By Byron Hoskinson — 

The College of Arts and Sciences held a special election to name a new SGA senator. Voting was conducted online through a personalized ballot sent to all College of Arts and Sciences students’ email accounts.  The week-long voting period ended midnight on Friday, Oct. 11.

Six candidates submitted applications and were deemed eligible to run for the special election, George Nalbandian, a member of the SGA Supreme Court which oversees elections, said via email.

The candidates were Elena Berkenbosch, Brandon Cooper, Lee Henry Head, Alex Hex, Jake Jones and Jordan McGinty.

The eventual winner will take their position as one of seven senators in Arts & Sciences who are tasked with seeking input from their student constituents according to the SGA Constitution.  Student senators also meet regularly and serve on other SGA boards and committees.

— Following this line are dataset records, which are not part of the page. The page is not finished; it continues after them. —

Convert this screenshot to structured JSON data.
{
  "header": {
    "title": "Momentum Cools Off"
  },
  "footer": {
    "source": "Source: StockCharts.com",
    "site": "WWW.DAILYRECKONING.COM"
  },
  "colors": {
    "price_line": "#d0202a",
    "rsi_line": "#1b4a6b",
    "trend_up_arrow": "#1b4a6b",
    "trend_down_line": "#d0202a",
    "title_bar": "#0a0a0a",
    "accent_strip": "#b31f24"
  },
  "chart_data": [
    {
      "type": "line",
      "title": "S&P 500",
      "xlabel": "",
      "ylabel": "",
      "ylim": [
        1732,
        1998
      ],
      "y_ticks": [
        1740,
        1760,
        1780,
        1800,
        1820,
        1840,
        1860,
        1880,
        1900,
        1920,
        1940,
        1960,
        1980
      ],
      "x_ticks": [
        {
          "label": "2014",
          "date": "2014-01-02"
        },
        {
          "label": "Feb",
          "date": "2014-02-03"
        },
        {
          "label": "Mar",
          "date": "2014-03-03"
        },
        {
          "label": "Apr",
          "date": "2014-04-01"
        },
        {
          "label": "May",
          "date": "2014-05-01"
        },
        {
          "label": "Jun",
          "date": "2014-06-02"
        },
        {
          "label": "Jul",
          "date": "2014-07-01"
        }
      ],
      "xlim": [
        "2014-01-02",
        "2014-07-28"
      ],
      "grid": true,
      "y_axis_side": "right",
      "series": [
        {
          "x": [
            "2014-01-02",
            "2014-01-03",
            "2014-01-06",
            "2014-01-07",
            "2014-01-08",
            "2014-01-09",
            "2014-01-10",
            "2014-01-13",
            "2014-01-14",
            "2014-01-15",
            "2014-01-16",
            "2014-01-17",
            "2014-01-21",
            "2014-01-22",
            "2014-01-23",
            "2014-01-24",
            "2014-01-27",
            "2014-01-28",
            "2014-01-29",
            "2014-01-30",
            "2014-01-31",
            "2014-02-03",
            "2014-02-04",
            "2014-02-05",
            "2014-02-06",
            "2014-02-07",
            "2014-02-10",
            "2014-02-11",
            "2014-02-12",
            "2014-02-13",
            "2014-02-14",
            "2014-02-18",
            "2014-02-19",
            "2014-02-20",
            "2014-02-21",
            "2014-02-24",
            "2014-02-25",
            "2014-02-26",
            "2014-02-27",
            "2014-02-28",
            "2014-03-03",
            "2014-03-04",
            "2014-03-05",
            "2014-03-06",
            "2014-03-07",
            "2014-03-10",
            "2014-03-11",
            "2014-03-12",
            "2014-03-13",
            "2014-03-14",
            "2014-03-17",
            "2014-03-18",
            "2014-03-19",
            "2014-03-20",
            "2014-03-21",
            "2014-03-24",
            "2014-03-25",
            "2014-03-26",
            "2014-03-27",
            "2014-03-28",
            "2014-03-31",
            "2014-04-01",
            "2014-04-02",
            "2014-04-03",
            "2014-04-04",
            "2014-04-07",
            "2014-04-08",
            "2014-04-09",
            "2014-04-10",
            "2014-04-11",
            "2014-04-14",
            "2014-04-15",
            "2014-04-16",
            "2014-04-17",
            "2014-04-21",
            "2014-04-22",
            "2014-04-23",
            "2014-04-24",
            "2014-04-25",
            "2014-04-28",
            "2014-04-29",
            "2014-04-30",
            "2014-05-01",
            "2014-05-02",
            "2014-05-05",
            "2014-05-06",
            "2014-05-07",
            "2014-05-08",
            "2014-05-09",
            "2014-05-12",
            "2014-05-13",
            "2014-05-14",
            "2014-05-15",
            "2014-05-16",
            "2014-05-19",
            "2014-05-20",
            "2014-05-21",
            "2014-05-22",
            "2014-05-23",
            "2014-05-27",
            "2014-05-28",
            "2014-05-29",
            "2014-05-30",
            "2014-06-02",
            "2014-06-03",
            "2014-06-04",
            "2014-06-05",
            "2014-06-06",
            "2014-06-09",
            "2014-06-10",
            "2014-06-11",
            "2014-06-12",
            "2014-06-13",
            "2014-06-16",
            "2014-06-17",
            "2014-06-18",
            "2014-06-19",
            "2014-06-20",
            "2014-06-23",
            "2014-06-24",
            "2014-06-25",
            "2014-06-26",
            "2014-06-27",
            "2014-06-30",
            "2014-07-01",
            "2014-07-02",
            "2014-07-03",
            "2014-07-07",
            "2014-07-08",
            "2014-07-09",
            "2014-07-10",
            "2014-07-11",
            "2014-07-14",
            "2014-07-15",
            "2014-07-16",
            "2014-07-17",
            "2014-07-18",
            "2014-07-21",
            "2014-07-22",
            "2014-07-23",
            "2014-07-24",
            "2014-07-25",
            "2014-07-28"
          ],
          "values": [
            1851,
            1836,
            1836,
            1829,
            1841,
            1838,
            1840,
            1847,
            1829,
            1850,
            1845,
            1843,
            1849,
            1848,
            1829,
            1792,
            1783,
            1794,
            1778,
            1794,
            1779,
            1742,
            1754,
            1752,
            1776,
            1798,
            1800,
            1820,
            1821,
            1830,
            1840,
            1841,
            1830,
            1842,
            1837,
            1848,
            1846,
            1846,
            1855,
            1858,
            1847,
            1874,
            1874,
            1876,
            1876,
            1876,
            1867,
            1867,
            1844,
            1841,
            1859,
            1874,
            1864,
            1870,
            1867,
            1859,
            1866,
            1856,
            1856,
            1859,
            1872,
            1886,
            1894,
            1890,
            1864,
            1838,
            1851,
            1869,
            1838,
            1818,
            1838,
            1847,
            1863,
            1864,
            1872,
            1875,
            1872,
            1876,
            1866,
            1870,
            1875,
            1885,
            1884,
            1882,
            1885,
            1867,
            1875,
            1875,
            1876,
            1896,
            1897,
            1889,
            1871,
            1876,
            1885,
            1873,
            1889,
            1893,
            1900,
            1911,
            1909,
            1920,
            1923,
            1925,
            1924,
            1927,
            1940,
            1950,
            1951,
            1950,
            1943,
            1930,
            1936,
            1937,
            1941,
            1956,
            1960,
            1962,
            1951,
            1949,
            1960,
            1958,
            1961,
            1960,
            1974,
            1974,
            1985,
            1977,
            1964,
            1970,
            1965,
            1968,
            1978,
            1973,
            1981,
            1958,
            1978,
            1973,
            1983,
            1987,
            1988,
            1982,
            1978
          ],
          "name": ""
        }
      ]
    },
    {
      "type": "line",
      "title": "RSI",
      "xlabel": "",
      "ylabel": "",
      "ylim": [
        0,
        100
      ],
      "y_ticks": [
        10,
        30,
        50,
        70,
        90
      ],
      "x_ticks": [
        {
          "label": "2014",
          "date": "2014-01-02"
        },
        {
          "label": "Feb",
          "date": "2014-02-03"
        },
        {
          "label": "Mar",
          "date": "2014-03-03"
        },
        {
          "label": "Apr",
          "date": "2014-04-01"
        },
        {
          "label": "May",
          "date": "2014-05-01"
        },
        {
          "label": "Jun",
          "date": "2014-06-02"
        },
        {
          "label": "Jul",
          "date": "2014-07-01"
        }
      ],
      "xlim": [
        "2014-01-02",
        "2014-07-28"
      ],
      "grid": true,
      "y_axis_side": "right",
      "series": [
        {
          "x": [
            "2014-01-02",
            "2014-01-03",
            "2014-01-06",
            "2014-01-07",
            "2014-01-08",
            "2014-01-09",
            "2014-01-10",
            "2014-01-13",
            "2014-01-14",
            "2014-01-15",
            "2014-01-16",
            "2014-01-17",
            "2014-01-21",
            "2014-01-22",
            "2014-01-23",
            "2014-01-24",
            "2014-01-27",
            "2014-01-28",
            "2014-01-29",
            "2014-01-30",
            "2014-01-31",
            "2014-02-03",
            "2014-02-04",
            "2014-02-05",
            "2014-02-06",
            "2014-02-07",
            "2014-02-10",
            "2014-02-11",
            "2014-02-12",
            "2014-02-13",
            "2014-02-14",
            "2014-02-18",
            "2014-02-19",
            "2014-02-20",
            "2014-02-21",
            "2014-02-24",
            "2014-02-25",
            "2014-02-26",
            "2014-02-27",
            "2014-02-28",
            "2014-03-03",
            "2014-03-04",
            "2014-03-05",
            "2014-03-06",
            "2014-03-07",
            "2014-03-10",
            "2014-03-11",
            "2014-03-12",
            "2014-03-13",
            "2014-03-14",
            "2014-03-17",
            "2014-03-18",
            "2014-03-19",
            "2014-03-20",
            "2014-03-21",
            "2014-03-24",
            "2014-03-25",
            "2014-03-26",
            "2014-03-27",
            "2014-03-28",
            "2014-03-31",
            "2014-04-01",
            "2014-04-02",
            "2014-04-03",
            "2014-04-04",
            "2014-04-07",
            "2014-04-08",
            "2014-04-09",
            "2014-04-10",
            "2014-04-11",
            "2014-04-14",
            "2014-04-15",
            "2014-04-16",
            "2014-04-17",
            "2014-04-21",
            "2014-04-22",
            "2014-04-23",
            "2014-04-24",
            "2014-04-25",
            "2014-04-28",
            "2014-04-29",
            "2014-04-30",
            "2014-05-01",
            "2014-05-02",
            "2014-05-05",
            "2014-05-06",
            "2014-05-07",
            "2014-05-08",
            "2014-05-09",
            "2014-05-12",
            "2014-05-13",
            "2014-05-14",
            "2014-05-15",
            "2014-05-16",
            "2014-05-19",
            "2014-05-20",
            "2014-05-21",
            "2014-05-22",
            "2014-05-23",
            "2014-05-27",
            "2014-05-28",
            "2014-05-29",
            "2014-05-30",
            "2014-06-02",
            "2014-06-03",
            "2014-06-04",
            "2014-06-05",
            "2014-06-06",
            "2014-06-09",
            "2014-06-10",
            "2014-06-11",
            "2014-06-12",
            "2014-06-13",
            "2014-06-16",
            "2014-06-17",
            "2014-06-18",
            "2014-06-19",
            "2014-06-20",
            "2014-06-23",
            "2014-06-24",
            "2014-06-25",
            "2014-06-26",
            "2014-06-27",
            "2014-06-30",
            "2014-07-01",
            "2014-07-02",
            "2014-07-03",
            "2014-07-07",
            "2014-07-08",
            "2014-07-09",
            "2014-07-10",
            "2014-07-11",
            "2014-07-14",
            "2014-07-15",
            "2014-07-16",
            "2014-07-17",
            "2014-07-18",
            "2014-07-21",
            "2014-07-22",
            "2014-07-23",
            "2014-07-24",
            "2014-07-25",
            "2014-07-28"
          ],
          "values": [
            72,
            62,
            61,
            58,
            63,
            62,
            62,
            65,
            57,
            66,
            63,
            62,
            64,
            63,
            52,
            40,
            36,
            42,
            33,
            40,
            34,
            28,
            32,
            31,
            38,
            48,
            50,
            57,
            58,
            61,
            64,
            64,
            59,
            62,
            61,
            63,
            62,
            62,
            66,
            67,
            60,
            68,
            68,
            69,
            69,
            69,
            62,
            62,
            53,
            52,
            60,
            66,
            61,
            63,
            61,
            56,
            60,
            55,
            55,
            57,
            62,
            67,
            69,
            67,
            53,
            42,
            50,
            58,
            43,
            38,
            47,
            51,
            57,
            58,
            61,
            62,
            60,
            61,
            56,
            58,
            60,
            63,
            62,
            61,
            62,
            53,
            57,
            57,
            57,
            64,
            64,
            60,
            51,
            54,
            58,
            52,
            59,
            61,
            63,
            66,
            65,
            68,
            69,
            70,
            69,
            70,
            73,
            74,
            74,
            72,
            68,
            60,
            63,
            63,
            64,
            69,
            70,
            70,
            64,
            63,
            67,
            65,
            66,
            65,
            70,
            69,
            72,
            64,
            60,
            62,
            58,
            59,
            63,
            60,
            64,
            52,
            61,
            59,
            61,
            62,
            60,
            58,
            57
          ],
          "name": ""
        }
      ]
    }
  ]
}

Each academic college is allotted one student senator per every 750 full-time students enrolled in the college, according to the Constitution.

Over 1,100 votes were cast in the general election last semester for Arts & Sciences senators, though numbers for the special election were not immediately available.

Nalbandian said that if no suits contesting the election process were brought before the court, the unofficial results could be available as early as next week.  Candidates are also able to challenge the results by filing petitions with the court.

“After all of the cases are heard (if there are any), the Supreme Court will vote to certify the unofficial results and the senator-elect will assume their position,” Nalbandian said.